Fnac adota tolerância zero para roubos
A rede de livraria Fnac, que também vende eletrônicos de consumo e produtos de informática, vinha passando por sérios problemas com furtos de produtos. Havia até uma comunidade no Orkut chamada "Fui na Fnac e roubei". Esse grupo mostrava como era fácil praticar furtos nas lojas da rede. As perdas chegavam a 4,6% do faturamento. "Para cada DVD furtado é preciso vender 20 para recuperar a perda", conta Marco Moschella, diretor de organização de sistemas e informações, área responsável pela prevenção de perdas da rede.
Etiquetas eletrônicas fornecidas pela Gateway para a Fnac.
Reverter esta situação exigia medidas de impacto. Assim, foi implantada a política de tolerância zero. "Não interessa o que a pessoa pegou, se uma borracha ou um notebook. Se for pega, vai para a delegacia", diz Moschella. A Fnac já mantinha uma parceria com a empresa Gateway Security, que foi intensificada. "Quando definimos que as câmeras do mostruário seriam protegidas por cabos de aço para permitir o manuseio, a Gateway foi atrás do modelo mais adequado em relação a acabamento e resistência", conta o diretor da Fnac. "A Gateway também desenvolveu um modelo especial de safer para as nossas lojas, assim como um modelo de CFTV com excelente custo-benefício, agilidade e facilidade de uso, o que nos permitiu instalar câmeras em todos os pontos de risco. Com isso, 96% da área das lojas estão cobertas por câmeras", afirma. Assim, o índice de furto caiu de 4,6% para apenas 0,36%.
A Gateway Security faz parte do grupo sueco Gunnebo AB, uma das maiores da Europa na área de segurança. No Brasil, a empresa oferece soluções em prevenção de perdas através de produtos que atendam às necessidades específicas de cada segmento. Antenas, acessórios, etiquetas antifurto rígidas e adesivas, circuito fechado de TV (CFTV) e monitoramento de PDV entre outros, permitindo adequar custos e viabilizar a implantação de soluções eficientes seja qual for o tamanho da sua loja.
Entre as soluções recentes apresentadas pela empresa está o GateCash, uma ferramenta desenvolvida para reduzir as perdas no checkout geradas por fraudes ou erro de operação. Segundo a empresa uma das formas mais usuais de furto ocorre no caixa. É onde se processa a maior troca de funcionários, por motivos diversos, tornando-se um dos focos de maior preocupação gerencial. Instalado direto no PDV, o Gatecash possui uma câmera de monitoramento e roda em qualquer sistema operacional e oferece a possibilidade de gerenciar e vigiar a distância todas as operações efetuadas em tempo real com qualidade de imagem similar ao de um DVD.
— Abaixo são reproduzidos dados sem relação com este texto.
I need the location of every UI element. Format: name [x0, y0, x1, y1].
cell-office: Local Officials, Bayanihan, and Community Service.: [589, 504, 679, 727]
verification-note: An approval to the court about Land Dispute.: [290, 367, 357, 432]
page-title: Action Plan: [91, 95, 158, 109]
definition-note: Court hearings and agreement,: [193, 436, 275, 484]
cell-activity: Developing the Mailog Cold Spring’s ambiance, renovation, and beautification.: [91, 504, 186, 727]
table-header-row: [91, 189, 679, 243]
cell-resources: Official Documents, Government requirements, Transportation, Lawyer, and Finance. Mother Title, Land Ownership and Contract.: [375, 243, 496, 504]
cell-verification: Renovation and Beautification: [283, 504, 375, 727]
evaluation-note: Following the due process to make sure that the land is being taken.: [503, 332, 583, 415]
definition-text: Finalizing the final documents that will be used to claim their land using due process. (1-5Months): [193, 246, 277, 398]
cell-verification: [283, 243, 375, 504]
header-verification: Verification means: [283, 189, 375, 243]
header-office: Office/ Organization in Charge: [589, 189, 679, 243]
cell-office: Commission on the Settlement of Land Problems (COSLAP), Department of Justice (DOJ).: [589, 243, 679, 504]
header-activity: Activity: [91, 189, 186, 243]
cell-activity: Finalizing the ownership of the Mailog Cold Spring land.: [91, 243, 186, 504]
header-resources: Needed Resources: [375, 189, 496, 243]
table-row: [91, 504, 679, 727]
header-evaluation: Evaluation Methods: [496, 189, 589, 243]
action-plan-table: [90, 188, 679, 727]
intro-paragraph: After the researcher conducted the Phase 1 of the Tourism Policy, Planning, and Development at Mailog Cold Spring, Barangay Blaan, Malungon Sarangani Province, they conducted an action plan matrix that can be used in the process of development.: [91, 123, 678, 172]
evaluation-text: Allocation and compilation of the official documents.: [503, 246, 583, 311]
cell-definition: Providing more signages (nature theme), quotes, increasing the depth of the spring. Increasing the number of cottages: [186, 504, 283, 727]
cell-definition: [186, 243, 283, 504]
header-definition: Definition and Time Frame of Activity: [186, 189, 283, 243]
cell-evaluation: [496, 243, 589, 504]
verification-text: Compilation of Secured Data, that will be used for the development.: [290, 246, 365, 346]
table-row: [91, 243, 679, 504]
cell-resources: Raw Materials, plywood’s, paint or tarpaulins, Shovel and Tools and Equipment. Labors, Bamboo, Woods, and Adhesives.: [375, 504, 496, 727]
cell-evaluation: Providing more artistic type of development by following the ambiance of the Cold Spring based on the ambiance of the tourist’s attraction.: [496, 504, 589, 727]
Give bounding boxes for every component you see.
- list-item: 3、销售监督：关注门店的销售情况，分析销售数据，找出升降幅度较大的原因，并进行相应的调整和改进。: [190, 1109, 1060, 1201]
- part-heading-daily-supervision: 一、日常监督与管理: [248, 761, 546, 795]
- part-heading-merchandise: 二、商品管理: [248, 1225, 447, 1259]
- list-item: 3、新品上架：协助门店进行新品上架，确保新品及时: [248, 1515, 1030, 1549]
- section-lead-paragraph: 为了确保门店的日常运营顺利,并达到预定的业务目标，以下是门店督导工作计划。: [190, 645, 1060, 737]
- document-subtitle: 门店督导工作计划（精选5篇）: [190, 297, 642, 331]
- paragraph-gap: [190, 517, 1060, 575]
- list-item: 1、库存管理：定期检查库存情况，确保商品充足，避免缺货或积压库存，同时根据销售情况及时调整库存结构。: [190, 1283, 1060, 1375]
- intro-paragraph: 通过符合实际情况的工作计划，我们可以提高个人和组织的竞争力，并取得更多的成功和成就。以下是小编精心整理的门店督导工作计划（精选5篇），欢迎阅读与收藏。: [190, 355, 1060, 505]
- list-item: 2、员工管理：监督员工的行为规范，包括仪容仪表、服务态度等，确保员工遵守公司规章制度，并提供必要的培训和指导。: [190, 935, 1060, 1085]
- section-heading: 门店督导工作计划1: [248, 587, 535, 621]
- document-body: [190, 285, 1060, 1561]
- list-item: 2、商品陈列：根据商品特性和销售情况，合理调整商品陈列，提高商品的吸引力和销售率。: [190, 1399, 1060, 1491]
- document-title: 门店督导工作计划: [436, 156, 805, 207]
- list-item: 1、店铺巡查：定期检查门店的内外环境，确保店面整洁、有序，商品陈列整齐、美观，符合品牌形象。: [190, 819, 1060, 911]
Outro produto recente é a câmera de trilho Tracam, um sistema de monitoramento através de câmera dome com rotação de 360° que se move de forma linear sobre um trilho. Ela foi especialmente projetada para monitoramento de grandes superfícies e para ser utilizada em aplicações diversas, tais como: supermercados, grandes lojas, centros logísticos, centros de distribuição e aplicações industriais para controle visual de processos.
Segundo a fabricante, entre as suas vantagens estão a de ampliar a cobertura visual da área com menos câmeras; otimizar os ângulos para alcançar todas as informações visuais relevantes; superar clássicos obstáculos, como sinalização visual, estantes, estruturas, colunas, entre outros ; e permitir manter uma atividade de gravação contínua.